The actual operations are performed in performOperation:

function performOperation<T>(
  operation: Operation<T>,
  item: T
): OperationResult<T> {
  const { fn, type } = operation;

  switch (type) {
    case "filter":
      return fn(item) ? item : terminated;

    case "map":
      return fn(item);
  }
}

It is basically a router function, which performs an operation based on the type of Operation.

For type filter: when the FilterFn returns false return terminated, this will cause it to be removed. When true return the item so more operations can be performed.

For map: simply apply the MapFn and returning the result. Remember that because we do not export the terminated symbol, we cannot accidentally have MapFn's that terminate.

Now we are done, we have created a tiny toy version of lodash's chain.

Here is the full example. If you want to challenge yourself add some more methods such as some, every and first.

Conclusion

Now that we have seen how we can make our own chain I want to reflect on my current use of lodash.

"Lodash is dead long live lodash." would be a good summary.

A couple of years ago all my projects would always include lodash right from the start by default. Today the story is a little different, I no longer use it for the things that the Array methods already provide.
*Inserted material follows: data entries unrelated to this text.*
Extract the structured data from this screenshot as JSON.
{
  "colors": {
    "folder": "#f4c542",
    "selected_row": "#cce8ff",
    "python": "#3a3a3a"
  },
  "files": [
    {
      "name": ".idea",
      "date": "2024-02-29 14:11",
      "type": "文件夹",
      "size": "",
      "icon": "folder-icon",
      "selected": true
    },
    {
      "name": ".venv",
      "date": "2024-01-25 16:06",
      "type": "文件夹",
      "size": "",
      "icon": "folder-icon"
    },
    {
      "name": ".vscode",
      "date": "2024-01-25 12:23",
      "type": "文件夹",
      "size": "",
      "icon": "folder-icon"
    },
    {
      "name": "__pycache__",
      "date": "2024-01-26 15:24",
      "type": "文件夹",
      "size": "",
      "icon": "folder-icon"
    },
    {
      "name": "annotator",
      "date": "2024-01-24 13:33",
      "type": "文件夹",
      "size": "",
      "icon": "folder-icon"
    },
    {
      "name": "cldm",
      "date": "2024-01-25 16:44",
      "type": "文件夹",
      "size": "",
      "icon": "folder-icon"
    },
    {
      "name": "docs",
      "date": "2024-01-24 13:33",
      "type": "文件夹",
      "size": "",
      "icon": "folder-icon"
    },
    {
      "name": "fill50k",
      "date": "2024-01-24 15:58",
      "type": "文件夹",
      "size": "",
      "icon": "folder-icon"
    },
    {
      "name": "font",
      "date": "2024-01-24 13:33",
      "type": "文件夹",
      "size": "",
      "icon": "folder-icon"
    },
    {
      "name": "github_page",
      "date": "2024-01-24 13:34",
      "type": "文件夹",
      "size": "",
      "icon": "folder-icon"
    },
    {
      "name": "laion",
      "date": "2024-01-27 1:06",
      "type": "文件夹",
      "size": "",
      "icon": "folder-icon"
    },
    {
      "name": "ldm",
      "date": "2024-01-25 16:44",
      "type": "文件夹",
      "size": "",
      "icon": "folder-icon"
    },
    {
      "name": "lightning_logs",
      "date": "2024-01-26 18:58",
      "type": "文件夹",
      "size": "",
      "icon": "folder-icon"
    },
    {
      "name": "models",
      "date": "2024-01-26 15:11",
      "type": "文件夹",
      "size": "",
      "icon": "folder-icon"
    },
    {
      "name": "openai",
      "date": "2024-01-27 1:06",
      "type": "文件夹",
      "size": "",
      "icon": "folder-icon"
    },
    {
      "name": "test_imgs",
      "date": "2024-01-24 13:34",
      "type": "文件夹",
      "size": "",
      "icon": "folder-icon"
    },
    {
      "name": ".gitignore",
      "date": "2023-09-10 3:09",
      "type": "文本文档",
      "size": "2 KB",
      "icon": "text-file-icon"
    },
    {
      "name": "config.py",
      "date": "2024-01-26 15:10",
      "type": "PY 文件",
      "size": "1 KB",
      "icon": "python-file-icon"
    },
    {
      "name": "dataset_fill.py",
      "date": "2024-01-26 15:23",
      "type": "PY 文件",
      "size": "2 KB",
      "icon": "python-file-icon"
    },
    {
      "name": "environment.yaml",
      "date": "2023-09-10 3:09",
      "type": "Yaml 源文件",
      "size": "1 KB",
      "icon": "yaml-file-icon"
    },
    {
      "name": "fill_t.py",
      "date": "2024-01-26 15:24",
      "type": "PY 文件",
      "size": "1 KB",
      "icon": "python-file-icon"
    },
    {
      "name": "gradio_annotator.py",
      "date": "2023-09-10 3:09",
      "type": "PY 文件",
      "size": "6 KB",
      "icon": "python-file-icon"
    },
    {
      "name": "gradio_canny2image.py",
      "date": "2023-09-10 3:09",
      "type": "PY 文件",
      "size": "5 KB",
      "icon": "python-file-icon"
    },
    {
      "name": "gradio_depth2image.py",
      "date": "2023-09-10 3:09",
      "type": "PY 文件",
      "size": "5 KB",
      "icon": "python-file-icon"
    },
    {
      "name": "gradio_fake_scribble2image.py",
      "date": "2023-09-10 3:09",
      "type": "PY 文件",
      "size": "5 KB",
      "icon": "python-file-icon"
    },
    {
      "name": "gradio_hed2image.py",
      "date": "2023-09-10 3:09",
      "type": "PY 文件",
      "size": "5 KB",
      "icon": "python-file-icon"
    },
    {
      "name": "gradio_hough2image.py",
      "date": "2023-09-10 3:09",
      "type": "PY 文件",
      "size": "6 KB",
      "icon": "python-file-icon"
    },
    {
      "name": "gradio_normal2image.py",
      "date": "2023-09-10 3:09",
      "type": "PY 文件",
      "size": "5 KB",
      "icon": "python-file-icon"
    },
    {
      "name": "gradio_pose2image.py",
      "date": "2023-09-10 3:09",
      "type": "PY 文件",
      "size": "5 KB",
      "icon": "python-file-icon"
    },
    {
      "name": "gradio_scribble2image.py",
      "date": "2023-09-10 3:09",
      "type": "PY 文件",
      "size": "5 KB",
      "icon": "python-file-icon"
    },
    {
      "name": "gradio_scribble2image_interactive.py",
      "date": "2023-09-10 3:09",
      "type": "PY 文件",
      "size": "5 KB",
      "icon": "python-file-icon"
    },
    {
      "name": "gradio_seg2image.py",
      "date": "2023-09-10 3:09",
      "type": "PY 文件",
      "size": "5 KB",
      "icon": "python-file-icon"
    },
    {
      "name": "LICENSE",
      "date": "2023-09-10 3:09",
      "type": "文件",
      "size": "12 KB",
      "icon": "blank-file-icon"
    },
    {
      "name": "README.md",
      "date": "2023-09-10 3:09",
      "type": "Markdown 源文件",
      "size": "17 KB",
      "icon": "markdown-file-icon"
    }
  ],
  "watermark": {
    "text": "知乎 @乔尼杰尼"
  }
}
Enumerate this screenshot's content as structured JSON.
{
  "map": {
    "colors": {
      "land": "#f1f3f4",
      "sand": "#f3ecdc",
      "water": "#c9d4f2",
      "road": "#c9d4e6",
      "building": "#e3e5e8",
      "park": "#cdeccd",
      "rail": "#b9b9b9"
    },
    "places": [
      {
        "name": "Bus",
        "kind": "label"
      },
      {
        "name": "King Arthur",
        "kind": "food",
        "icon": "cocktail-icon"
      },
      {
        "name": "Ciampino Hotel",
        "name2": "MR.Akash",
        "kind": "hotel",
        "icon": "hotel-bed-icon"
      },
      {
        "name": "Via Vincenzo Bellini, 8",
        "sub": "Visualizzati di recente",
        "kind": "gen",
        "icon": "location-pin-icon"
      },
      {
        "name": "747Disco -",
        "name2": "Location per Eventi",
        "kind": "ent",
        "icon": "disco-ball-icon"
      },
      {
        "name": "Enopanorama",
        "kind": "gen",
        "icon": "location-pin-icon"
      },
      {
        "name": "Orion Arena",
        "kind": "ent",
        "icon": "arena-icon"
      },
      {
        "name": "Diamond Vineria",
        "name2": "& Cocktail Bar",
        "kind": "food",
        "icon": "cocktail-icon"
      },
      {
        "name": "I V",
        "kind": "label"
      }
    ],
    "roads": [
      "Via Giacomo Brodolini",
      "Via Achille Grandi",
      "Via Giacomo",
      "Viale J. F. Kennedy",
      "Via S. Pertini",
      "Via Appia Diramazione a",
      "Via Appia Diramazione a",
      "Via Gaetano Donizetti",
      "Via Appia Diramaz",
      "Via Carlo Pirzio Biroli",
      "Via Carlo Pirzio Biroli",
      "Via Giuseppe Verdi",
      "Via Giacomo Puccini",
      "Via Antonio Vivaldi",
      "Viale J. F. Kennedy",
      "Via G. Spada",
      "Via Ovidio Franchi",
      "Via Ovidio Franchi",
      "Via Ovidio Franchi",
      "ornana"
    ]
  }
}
Adding a library comes with the following penalties:

  • A library adds to the size of the application / page.
  • Using a libraries adds some cognitive load. It is one more thing to worry / know about.
  • Libraries can have security issues, by not using a library you remove an attack vector.

That being said I will still use lodash, even in the front-end, when I need one of its functions. Having battle tested functions just beats writing them yourself, most bugs and kinks have long since been removed.

To get around the bundle size you can import lodash functions like this: import times from 'lodash/times';.

This prevents you from importing the whole of lodash as explained here.

In version 5 (currently on master, but not released) lodash will be marked as "sideEffects": false. This means that bundlers, such as webpack, can more aggressively tree-shake lodash.

So what about chain / sequences?

Chains are large bundle wise, because they have to include more of lodash due to the fluent API.

When processing data on a Node.js / Deno back-end I would definitely still use lodash's sequences / chain. On a server the penalty for the end user bundle size does not exist.

On the front-end it would have to weigh against increased bundle size, and the number of items being processed. When processing a small amount of items, both approaches are faster than the end user can blink, so using lodash would be overkill.

I hoped you enjoyed reading this article.